Valve Control Management is an intelligent valve train system that responds adaptively to change the timing in an engine’s valves so that an engine always receives an ideal amount of air. This technology thus manages transient behavior – i.e. changes in engine speed, load or both – so that engines can accelerate more rapidly from one load point to another. VCM optimizes the configuration of the engine for every load, allowing the engine to work as efficiently as possible. A turbocharging solution equipped with VCM can take an engine that is idling to full load in half the time that it normally takes – in some cases even more quickly.
Since VCM manages the amount of air supplied to the engine, thermal load and exhaust gas temperature are also reduced, which in turn makes various mechanical components more reliable and durable. This technology thus makes the environment cleaner by reducing smoke and toxic emissions in exhaust gas. When combined with ABB Turbocharging’s two-stage turbocharging solution, Power2®, VCM considerably improves the trade-off between NOx emissions and fuel consumption.
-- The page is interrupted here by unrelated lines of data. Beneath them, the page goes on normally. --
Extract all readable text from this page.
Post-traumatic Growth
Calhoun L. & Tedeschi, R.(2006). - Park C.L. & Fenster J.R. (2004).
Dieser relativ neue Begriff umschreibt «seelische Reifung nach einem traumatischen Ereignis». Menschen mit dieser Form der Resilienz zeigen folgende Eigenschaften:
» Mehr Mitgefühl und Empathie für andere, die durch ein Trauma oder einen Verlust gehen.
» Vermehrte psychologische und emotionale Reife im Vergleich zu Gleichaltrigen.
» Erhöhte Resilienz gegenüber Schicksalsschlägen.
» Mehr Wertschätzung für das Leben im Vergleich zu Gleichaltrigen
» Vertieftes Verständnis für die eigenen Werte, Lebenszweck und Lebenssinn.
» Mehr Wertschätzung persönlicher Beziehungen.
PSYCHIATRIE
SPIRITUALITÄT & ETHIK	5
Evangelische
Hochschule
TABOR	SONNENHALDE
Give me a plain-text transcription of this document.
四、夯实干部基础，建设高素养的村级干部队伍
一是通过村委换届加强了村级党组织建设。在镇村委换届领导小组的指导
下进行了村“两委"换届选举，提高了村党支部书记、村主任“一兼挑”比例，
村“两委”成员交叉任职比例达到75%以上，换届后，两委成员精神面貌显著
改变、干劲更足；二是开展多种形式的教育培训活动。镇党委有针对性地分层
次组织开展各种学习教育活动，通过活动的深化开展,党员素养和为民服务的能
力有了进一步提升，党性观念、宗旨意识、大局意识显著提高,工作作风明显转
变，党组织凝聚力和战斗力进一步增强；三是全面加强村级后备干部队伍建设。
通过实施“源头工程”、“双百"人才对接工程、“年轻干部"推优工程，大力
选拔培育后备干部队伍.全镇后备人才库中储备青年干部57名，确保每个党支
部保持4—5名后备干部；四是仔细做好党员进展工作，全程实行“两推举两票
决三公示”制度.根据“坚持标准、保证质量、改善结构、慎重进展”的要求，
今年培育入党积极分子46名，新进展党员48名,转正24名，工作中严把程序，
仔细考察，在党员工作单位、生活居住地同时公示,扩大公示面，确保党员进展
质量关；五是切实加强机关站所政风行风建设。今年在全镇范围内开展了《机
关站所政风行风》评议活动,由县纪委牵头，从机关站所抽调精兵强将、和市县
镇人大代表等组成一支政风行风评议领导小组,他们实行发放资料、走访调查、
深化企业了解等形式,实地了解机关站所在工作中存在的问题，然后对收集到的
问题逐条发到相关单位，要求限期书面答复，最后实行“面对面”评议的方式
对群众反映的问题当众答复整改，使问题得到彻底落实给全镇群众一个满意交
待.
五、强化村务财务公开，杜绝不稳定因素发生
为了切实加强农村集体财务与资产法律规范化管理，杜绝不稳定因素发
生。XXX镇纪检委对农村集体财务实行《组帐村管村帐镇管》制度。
“In the next few years, the market is going to revolve around the issue of fuel and fuel flexibility – the option for both gas and diesel. With lean burn combustion solutions, if you burn gas instead of diesel, you reduce NOx by 85%. For the same power output with gas, you have 18% less CO2. And gas is also cheaper for the same amount of energy – in the US, for example, about a third less. In Asia, prices are expected to drop as well,” said
Oliver Riemenschneider, Head of ABB Turbocharging.
"We now expect big ships to be converted by 2020, because sulfur in exhaust is going to be regulated more stringently on these types of vessels very soon as well. So it’s NOx, it’s CO2, and it’s sulfur. And it’s money. Fuel and fuel flexibility go to the very heart of all those things, and VCM – particularly in combination with Power2 – speaks to all of those issues," Riemenschneider added.